Limitations and future work

Several limitations should be acknowledged to appropriately contextualize the results of this study. First, the selection of articles published up to 2021, while intentionally chosen to predate the public accessibility of generative AI tools like ChatGPT, still overlaps with earlier GPT-based technologies (e.g., GPT-2 released in 2019 and GPT-3 released in 2020). Although fully generative tools capable of producing coherent, lengthy texts from scratch were not widely available to the general public until late 2022, earlier GPT-based tools (e.g., Grammarly) were primarily used for language refinement rather than text generation. Therefore, it remains reasonable to assume that the original texts in journals published in 2021 were human-authored, though the possibility that GPT-based tools contributed to editing or polishing the writing cannot be entirely ruled out.

Second, the disciplinary scope of the selected journals was intentionally limited due to practical constraints. This study included journals from technology & engineering and social sciences to represent contrasting fields, as well as interdisciplinary journals positioned in between. However, this limited representation may not fully generalize to broader STEM and non-STEM categories. Future research should expand disciplinary coverage to include a broader spectrum of fields, such as natural sciences, humanities, health sciences, and professional disciplines like medicine, law, or economics to strengthen the generalizability of the results. Expanding the range of disciplines would not only improve representativeness but also support the development of a larger and more diverse dataset, enabling more robust and nuanced analyses across fields.

Finally, the analysis focused on a limited number of popular and publicly available AI detection tools.
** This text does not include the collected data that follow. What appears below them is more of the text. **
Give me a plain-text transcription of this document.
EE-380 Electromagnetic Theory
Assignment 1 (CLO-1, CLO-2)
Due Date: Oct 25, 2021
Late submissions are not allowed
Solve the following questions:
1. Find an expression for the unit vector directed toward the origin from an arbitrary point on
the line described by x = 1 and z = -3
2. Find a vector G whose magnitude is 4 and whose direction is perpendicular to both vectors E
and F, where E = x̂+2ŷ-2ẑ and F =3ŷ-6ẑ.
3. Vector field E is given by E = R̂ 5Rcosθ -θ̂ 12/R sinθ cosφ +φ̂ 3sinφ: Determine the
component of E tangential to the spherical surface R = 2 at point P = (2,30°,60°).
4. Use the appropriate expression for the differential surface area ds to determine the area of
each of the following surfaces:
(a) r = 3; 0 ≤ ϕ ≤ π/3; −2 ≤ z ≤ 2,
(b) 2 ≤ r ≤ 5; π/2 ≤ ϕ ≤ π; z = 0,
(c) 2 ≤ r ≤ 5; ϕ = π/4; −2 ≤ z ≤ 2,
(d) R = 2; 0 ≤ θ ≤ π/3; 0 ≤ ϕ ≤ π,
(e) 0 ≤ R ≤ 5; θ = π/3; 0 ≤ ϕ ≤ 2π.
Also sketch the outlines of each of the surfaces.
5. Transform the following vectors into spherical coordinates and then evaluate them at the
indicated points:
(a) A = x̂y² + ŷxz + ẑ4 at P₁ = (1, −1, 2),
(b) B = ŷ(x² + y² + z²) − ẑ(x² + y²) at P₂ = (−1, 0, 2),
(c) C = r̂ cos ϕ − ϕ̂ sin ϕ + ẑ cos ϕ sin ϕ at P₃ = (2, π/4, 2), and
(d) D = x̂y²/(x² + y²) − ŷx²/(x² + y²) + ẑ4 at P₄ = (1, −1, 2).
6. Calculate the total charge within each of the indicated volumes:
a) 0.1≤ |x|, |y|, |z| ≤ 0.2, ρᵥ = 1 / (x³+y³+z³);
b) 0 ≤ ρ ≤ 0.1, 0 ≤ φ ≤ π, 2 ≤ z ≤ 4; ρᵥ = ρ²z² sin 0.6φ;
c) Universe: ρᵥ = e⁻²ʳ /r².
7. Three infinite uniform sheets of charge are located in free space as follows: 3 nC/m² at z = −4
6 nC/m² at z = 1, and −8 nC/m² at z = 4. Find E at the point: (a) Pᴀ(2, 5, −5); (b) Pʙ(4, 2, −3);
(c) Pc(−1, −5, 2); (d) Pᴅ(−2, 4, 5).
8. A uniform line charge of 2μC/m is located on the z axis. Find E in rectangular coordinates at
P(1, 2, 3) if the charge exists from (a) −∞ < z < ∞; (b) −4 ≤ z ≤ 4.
Considering the rapid evolution of AI detection technologies, future studies should incorporate additional detection tools, particularly those commonly used by higher education institutions (e.g., Turnitin) to enhance the real-world applicability and relevance of the findings.

Addressing these limitations in future work will further enrich our understanding of AI-generated and AI-assisted writing, highlight the inherent flaws and biases of AI text detection tools, and reinforce the need for alternative approaches that prioritize transparency, fairness, and ethical use of AI in scholarly publication.